Monday, October 17, 2011

Would You Hire This Missionary?

I blogged about this once before on my old blog, but recently ran across this note again.  Our son, back in 5th grade, had an AWANA assignment to write a letter asking to be a missionary and explaining his qualifications for the job.

Here is that kid's letter, verbatim:

I think that I would make an adequate missionary.  I do well at persevering but to be honest I still might back out.  I do posses the fruit of the light and of the spirit, I believe.  I believe that I can pursue problems until the very end.
I have some cons too.  I will get angry on a normal bad day.  I also am normally optimistic but I do have those days.  I am interested in most things and am practically a mathematic genius. (Not to brag.)  
I hope you take me into minor consideration. ( I am not sure I want to be a missionary.)

Friday, October 14, 2011

Why Read History?

Why read history?

History interests me for many reasons, not the least of which is that I am a gossip.  Reading history is an honored way for a good Christian woman to receive gossip with the gloss of academia and acceptability applied.  There are other reasons, but the most honest one is that I'm nosy busybody not content to know merely what my contemporaries are thinking and doing.  I want to know what all people, everywhere, at all times were up to.  And why.

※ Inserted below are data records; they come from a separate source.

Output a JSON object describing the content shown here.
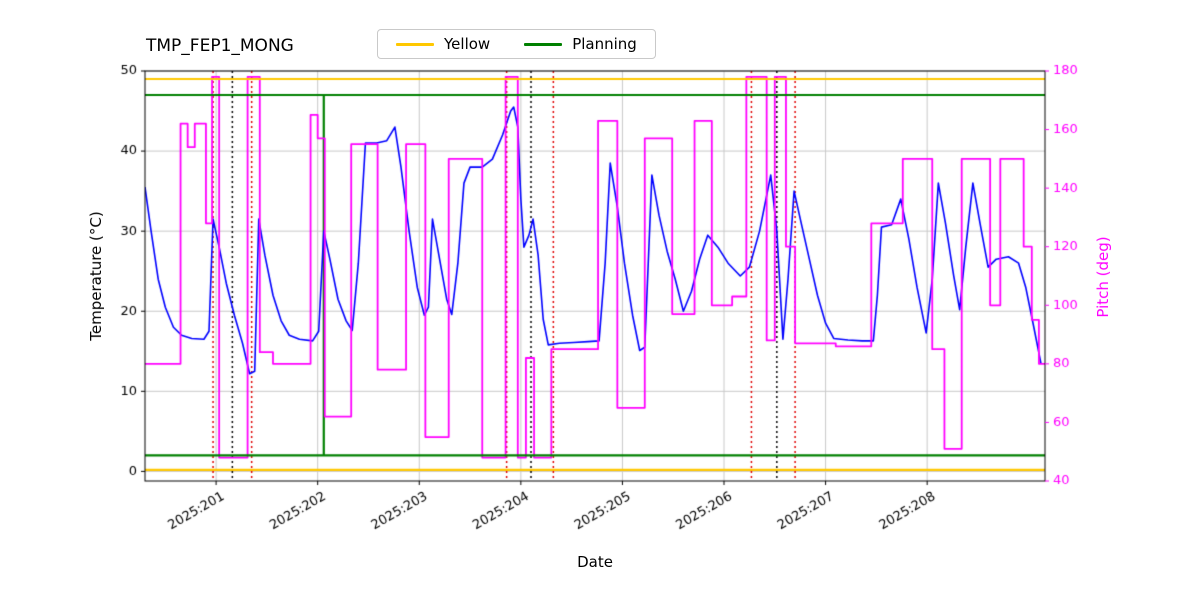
{
  "title": "TMP_FEP1_MONG",
  "legend": {
    "items": [
      {
        "label": "Yellow",
        "color": "#ffc800"
      },
      {
        "label": "Planning",
        "color": "#008000"
      }
    ]
  },
  "axes": {
    "x_label": "Date",
    "y_left_label": "Temperature (°C)",
    "y_right_label": "Pitch (deg)",
    "y_right_color": "#ff00ff"
  },
  "chart_data": {
    "type": "line",
    "title": "TMP_FEP1_MONG",
    "xlabel": "Date",
    "ylabel_left": "Temperature (°C)",
    "ylabel_right": "Pitch (deg)",
    "xlim": [
      200.3,
      209.16
    ],
    "ylim_left": [
      -1.2,
      50
    ],
    "ylim_right": [
      40,
      180
    ],
    "x_ticks": [
      201,
      202,
      203,
      204,
      205,
      206,
      207,
      208
    ],
    "x_tick_labels": [
      "2025:201",
      "2025:202",
      "2025:203",
      "2025:204",
      "2025:205",
      "2025:206",
      "2025:207",
      "2025:208"
    ],
    "y_ticks_left": [
      0,
      10,
      20,
      30,
      40,
      50
    ],
    "y_ticks_right": [
      40,
      60,
      80,
      100,
      120,
      140,
      160,
      180
    ],
    "grid": true,
    "grid_color": "#c8c8c8",
    "series": [
      {
        "name": "temperature",
        "axis": "left",
        "color": "#0000ff",
        "width": 1.6,
        "mode": "line",
        "points": [
          [
            200.3,
            35.5
          ],
          [
            200.36,
            30.0
          ],
          [
            200.43,
            24.0
          ],
          [
            200.5,
            20.5
          ],
          [
            200.58,
            18.0
          ],
          [
            200.66,
            17.0
          ],
          [
            200.76,
            16.6
          ],
          [
            200.88,
            16.5
          ],
          [
            200.93,
            17.5
          ],
          [
            200.97,
            31.5
          ],
          [
            201.03,
            28.0
          ],
          [
            201.1,
            23.5
          ],
          [
            201.18,
            19.5
          ],
          [
            201.26,
            16.0
          ],
          [
            201.33,
            12.2
          ],
          [
            201.38,
            12.5
          ],
          [
            201.42,
            31.5
          ],
          [
            201.48,
            27.0
          ],
          [
            201.56,
            22.0
          ],
          [
            201.64,
            18.8
          ],
          [
            201.72,
            17.0
          ],
          [
            201.82,
            16.5
          ],
          [
            201.95,
            16.3
          ],
          [
            202.01,
            17.5
          ],
          [
            202.06,
            30.0
          ],
          [
            202.12,
            26.5
          ],
          [
            202.2,
            21.5
          ],
          [
            202.28,
            18.8
          ],
          [
            202.34,
            17.6
          ],
          [
            202.4,
            26.0
          ],
          [
            202.47,
            41.0
          ],
          [
            202.58,
            41.0
          ],
          [
            202.68,
            41.3
          ],
          [
            202.76,
            43.0
          ],
          [
            202.82,
            38.0
          ],
          [
            202.9,
            30.0
          ],
          [
            202.98,
            23.0
          ],
          [
            203.05,
            19.5
          ],
          [
            203.09,
            20.5
          ],
          [
            203.13,
            31.5
          ],
          [
            203.2,
            26.5
          ],
          [
            203.27,
            21.5
          ],
          [
            203.32,
            19.6
          ],
          [
            203.38,
            26.0
          ],
          [
            203.44,
            36.0
          ],
          [
            203.5,
            38.0
          ],
          [
            203.62,
            38.0
          ],
          [
            203.72,
            39.0
          ],
          [
            203.82,
            42.0
          ],
          [
            203.9,
            45.0
          ],
          [
            203.93,
            45.5
          ],
          [
            203.97,
            43.0
          ],
          [
            204.0,
            34.0
          ],
          [
            204.03,
            28.0
          ],
          [
            204.08,
            29.5
          ],
          [
            204.12,
            31.5
          ],
          [
            204.17,
            27.0
          ],
          [
            204.22,
            19.0
          ],
          [
            204.27,
            15.8
          ],
          [
            204.38,
            16.0
          ],
          [
            204.52,
            16.1
          ],
          [
            204.66,
            16.2
          ],
          [
            204.77,
            16.3
          ],
          [
            204.83,
            26.0
          ],
          [
            204.88,
            38.5
          ],
          [
            204.95,
            33.0
          ],
          [
            205.02,
            26.0
          ],
          [
            205.1,
            19.5
          ],
          [
            205.17,
            15.1
          ],
          [
            205.22,
            15.5
          ],
          [
            205.29,
            37.0
          ],
          [
            205.36,
            32.0
          ],
          [
            205.44,
            27.5
          ],
          [
            205.52,
            24.0
          ],
          [
            205.6,
            20.0
          ],
          [
            205.68,
            22.5
          ],
          [
            205.76,
            26.5
          ],
          [
            205.84,
            29.5
          ],
          [
            205.94,
            28.0
          ],
          [
            206.04,
            26.0
          ],
          [
            206.16,
            24.4
          ],
          [
            206.25,
            25.5
          ],
          [
            206.35,
            30.0
          ],
          [
            206.46,
            37.0
          ],
          [
            206.52,
            30.0
          ],
          [
            206.58,
            16.5
          ],
          [
            206.63,
            24.0
          ],
          [
            206.69,
            35.0
          ],
          [
            206.76,
            31.0
          ],
          [
            206.84,
            26.5
          ],
          [
            206.92,
            22.0
          ],
          [
            207.0,
            18.5
          ],
          [
            207.08,
            16.6
          ],
          [
            207.22,
            16.4
          ],
          [
            207.36,
            16.3
          ],
          [
            207.47,
            16.3
          ],
          [
            207.51,
            22.0
          ],
          [
            207.55,
            30.5
          ],
          [
            207.65,
            30.8
          ],
          [
            207.74,
            34.0
          ],
          [
            207.82,
            29.0
          ],
          [
            207.9,
            23.0
          ],
          [
            207.99,
            17.3
          ],
          [
            208.05,
            24.0
          ],
          [
            208.11,
            36.0
          ],
          [
            208.18,
            31.0
          ],
          [
            208.26,
            24.5
          ],
          [
            208.32,
            20.2
          ],
          [
            208.38,
            28.0
          ],
          [
            208.45,
            36.0
          ],
          [
            208.52,
            31.0
          ],
          [
            208.6,
            25.5
          ],
          [
            208.68,
            26.5
          ],
          [
            208.8,
            26.8
          ],
          [
            208.9,
            26.0
          ],
          [
            208.97,
            23.0
          ],
          [
            209.05,
            18.0
          ],
          [
            209.12,
            13.5
          ]
        ]
      },
      {
        "name": "pitch",
        "axis": "right",
        "color": "#ff00ff",
        "width": 1.8,
        "mode": "step",
        "points": [
          [
            200.3,
            80
          ],
          [
            200.65,
            162
          ],
          [
            200.72,
            154
          ],
          [
            200.79,
            162
          ],
          [
            200.9,
            128
          ],
          [
            200.96,
            178
          ],
          [
            201.03,
            48
          ],
          [
            201.31,
            178
          ],
          [
            201.43,
            84
          ],
          [
            201.56,
            80
          ],
          [
            201.93,
            165
          ],
          [
            202.0,
            157
          ],
          [
            202.07,
            62
          ],
          [
            202.33,
            155
          ],
          [
            202.59,
            78
          ],
          [
            202.87,
            155
          ],
          [
            203.06,
            55
          ],
          [
            203.29,
            150
          ],
          [
            203.62,
            48
          ],
          [
            203.85,
            178
          ],
          [
            203.97,
            48
          ],
          [
            204.05,
            82
          ],
          [
            204.13,
            48
          ],
          [
            204.3,
            85
          ],
          [
            204.76,
            163
          ],
          [
            204.95,
            65
          ],
          [
            205.22,
            157
          ],
          [
            205.49,
            97
          ],
          [
            205.71,
            163
          ],
          [
            205.88,
            100
          ],
          [
            206.08,
            103
          ],
          [
            206.22,
            178
          ],
          [
            206.42,
            88
          ],
          [
            206.5,
            178
          ],
          [
            206.61,
            120
          ],
          [
            206.7,
            87
          ],
          [
            207.1,
            86
          ],
          [
            207.45,
            128
          ],
          [
            207.76,
            150
          ],
          [
            208.05,
            85
          ],
          [
            208.17,
            51
          ],
          [
            208.34,
            150
          ],
          [
            208.62,
            100
          ],
          [
            208.72,
            150
          ],
          [
            208.95,
            120
          ],
          [
            209.03,
            95
          ],
          [
            209.1,
            80
          ],
          [
            209.16,
            80
          ]
        ]
      }
    ],
    "hlines": [
      {
        "name": "yellow-high-limit",
        "y": 49.0,
        "color": "#ffc800",
        "width": 2.2
      },
      {
        "name": "yellow-low-limit",
        "y": 0.2,
        "color": "#ffc800",
        "width": 2.2
      },
      {
        "name": "planning-high-limit",
        "y": 47.0,
        "color": "#008000",
        "width": 2.2
      },
      {
        "name": "planning-low-limit",
        "y": 2.0,
        "color": "#008000",
        "width": 2.2
      }
    ],
    "vlines": [
      {
        "name": "planning-marker",
        "x": 202.06,
        "color": "#008000",
        "style": "solid",
        "width": 2.2,
        "y_from": 2,
        "y_to": 47
      },
      {
        "name": "red-marker-1",
        "x": 200.97,
        "color": "#e00000",
        "style": "dotted",
        "width": 1.5
      },
      {
        "name": "red-marker-2",
        "x": 201.35,
        "color": "#e00000",
        "style": "dotted",
        "width": 1.5
      },
      {
        "name": "red-marker-3",
        "x": 203.86,
        "color": "#e00000",
        "style": "dotted",
        "width": 1.5
      },
      {
        "name": "red-marker-4",
        "x": 204.32,
        "color": "#e00000",
        "style": "dotted",
        "width": 1.5
      },
      {
        "name": "red-marker-5",
        "x": 206.27,
        "color": "#e00000",
        "style": "dotted",
        "width": 1.5
      },
      {
        "name": "red-marker-6",
        "x": 206.7,
        "color": "#e00000",
        "style": "dotted",
        "width": 1.5
      },
      {
        "name": "black-marker-1",
        "x": 201.16,
        "color": "#000000",
        "style": "dotted",
        "width": 1.5
      },
      {
        "name": "black-marker-2",
        "x": 204.1,
        "color": "#000000",
        "style": "dotted",
        "width": 1.5
      },
      {
        "name": "black-marker-3",
        "x": 206.52,
        "color": "#000000",
        "style": "dotted",
        "width": 1.5
      }
    ]
  }
}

This evening, I began Andrew Jackson v. Henry Clay:  Democracy and Development in Antebellum America by Harry L. Watson.  This girl knows how to have fun on a Friday night, hunh?

I'm only a few pages in and it's the type of book best read with highlighter in hand.  Thoughts of inflicting it on unsuspecting home schooled teenagers begin to surface.  Visions of essay questions dance in my head.

Tea parties and Wall St. Occupiers are so 1831.  Don't think so?  Take it from my dear Watson:

Jackson and his supporters tended to think that the growing wealth and power of the business community might erode the equality and independence of ordinary citizens.

Sound familiar?  How 'bout this:

Henry Clay and his followers often wondered if strict deference to the uninformed opinions of ordinary voters might somehow undermine the businesses that generated U.S. prosperity.

What do you think we've learned in the ensuing 180 years?

How well do you think most folks know their history?